Higher download speeds are becoming more and more important as people are increasingly using their mobile phones to watch movies, listen to music and browse the internet. With LTE technology, users can download a 700 Mb movie file in less than one minute at speeds of up to 100Mbps. LTE technology will also allow consumers to simultaneously stream four HD (High Definition) movies without any buffering.

“Now that we have developed and tested the first 4G handset modem, a commercially viable LTE handset is on the horizon,” said Dr Woo Hyun Paik, CTO of LG Electronics. Most of the major mobile operators are pursuing LTE-based 4G technology. As it is based on the existing WCDMA (Wideband Code Division Multiple Access) technology evolutionary path, 85 percent of WCDMA service-provided carriers will be able to upgrade their networks to LTE with far less cost than building a new network based on different technology.

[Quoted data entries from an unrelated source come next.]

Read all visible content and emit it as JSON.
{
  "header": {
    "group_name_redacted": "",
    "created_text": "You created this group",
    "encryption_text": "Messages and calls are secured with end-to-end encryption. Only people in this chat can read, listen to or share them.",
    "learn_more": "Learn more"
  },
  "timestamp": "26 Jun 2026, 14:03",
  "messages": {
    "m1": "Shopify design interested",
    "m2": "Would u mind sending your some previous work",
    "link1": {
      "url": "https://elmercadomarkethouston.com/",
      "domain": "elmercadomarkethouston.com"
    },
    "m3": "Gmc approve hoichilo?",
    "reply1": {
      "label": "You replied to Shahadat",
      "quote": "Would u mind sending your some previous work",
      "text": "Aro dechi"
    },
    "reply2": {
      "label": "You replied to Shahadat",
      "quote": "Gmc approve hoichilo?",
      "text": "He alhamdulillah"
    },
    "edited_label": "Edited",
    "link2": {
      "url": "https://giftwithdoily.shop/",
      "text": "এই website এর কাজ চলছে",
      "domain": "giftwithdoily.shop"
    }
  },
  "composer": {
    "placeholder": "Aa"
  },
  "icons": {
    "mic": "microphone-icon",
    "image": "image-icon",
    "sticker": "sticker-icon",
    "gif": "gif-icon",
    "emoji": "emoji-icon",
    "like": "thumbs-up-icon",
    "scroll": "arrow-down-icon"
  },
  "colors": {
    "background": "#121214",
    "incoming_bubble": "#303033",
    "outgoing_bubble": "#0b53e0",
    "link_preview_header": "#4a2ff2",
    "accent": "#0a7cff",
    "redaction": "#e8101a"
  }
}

According to Strategy Analytics, the global LTE handset market will double from 70 million sales units in 2012 to 150 million by 2013. Several mobile phone carriers have built LTE test networks and are currently working on early stage handset with the first LTE handsets likely to reach the market in 2010. Bearing in mind that the initial 3GPP (Release 8) LTE specification was frozen only about three weeks ago and final approval is not expected before March 2009, it will be quite some time before this modem chip becomes a product. The company has not provided any information on process geometry or power consumption.